My favorite part of these costumes is my feet - I wore striped tights, then found a pair of wedge heels and sewed on fabric from another thrifted turtle-neck and upholstery foam to make me look taller, my legs look longer, and give me the bird toes the road runner uses to zoom into the sunset. I even painted stripes on them so you can't quite tell where the tights end and the feet pieces begin (hint, the joint is half-way up my knees)

I had a blast competing in the costume contest - judging took place by inviting all participants to walk around the perimeter of the casino floor.  I caught on pretty quick that the people judging the costumes didn’t want to just see the costumes, they wanted to see you BE the costume.  

I learned this from watching a man in the line ahead of us wearing only a crude diaper, sucking on a pacifier and dragging a blanket. (you may have noticed I did not mention he was wearing a shirt.  He placed in the top 20 just by acting like… well acting like a baby.  So I followed suit!

No, not by acting like a baby, but by insisting that the Mister follow behind me slowly, while I quickly zig-zagged back and forth on my spot in the line, stopping with sharp movements to consider the people around (and for so many of them to take pictures!).  I MEEP’d at people who Meep’d at me.   And I tried (mostly failed) to keep a straight face when people realized Wylie was behind me and either warned me to "look out!” or asked him what’d he’d do when he caught me.  It was great.

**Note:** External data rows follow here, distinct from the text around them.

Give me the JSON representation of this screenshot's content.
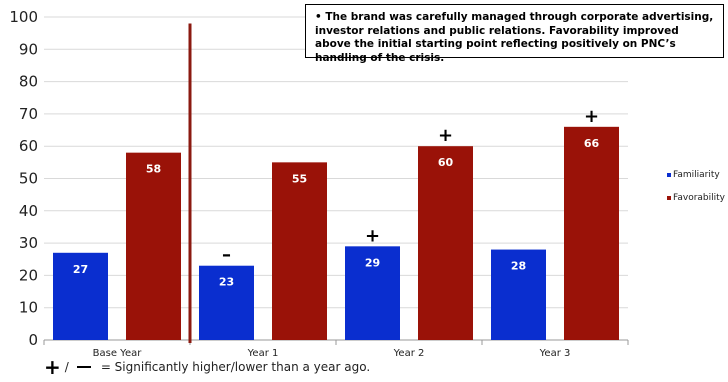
{
  "chart_data": {
    "type": "bar",
    "categories": [
      "Base Year",
      "Year 1",
      "Year 2",
      "Year 3"
    ],
    "series": [
      {
        "name": "Familiarity",
        "values": [
          27,
          23,
          29,
          28
        ],
        "color": "#0a2ecf"
      },
      {
        "name": "Favorability",
        "values": [
          58,
          55,
          60,
          66
        ],
        "color": "#9a1208"
      }
    ],
    "data_labels": {
      "Familiarity": [
        "27",
        "23",
        "29",
        "28"
      ],
      "Favorability": [
        "58",
        "55",
        "60",
        "66"
      ]
    },
    "significance_markers": [
      {
        "category": "Year 1",
        "series": "Familiarity",
        "symbol": "–"
      },
      {
        "category": "Year 2",
        "series": "Familiarity",
        "symbol": "+"
      },
      {
        "category": "Year 2",
        "series": "Favorability",
        "symbol": "+"
      },
      {
        "category": "Year 3",
        "series": "Favorability",
        "symbol": "+"
      }
    ],
    "ylim": [
      0,
      100
    ],
    "yticks": [
      "0",
      "10",
      "20",
      "30",
      "40",
      "50",
      "60",
      "70",
      "80",
      "90",
      "100"
    ],
    "grid": true,
    "legend_position": "right",
    "divider_after_category": "Base Year",
    "divider_color": "#8b1a10"
  },
  "callout": {
    "text": "• The brand was carefully managed through corporate advertising, investor relations and public relations. Favorability improved above the initial starting point reflecting positively on PNC’s handling of the crisis."
  },
  "legend": {
    "items": [
      {
        "label": "Familiarity",
        "color": "#0a2ecf"
      },
      {
        "label": "Favorability",
        "color": "#9a1208"
      }
    ]
  },
  "footnote": {
    "plus": "+",
    "slash": "/",
    "text": "= Significantly higher/lower than a year ago."
  }
}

So all in all, we didn’t place in the contest, but that’s okay, because the people that did, totally brought their A-game, and I feel like the effort we put in was still super appreciated.  

Other worthy competitors.


Oh yeah, and THEN we got to watch THE VILLAGE PEOPLE.  Who were fantastic!  I was amazed at how many songs I knew from their set list, and also at the fact that all the members look so... good yet.  That said, I don't know that the Native American member necessarily needed to wear the ass-less chaps and do all those spins up on stage.  Woah.


How was your halloween?  
Did you dress up?  
TELL ME IN THE COMMENTS!

I would be remiss here if I didn't take a second to shout out to a brilliantly wonderful Mister - I'm fairly certain that having his wife stuff him in a onesie and parade him around all night wasn't as much fun for him as it was for me. But he played along beautifully.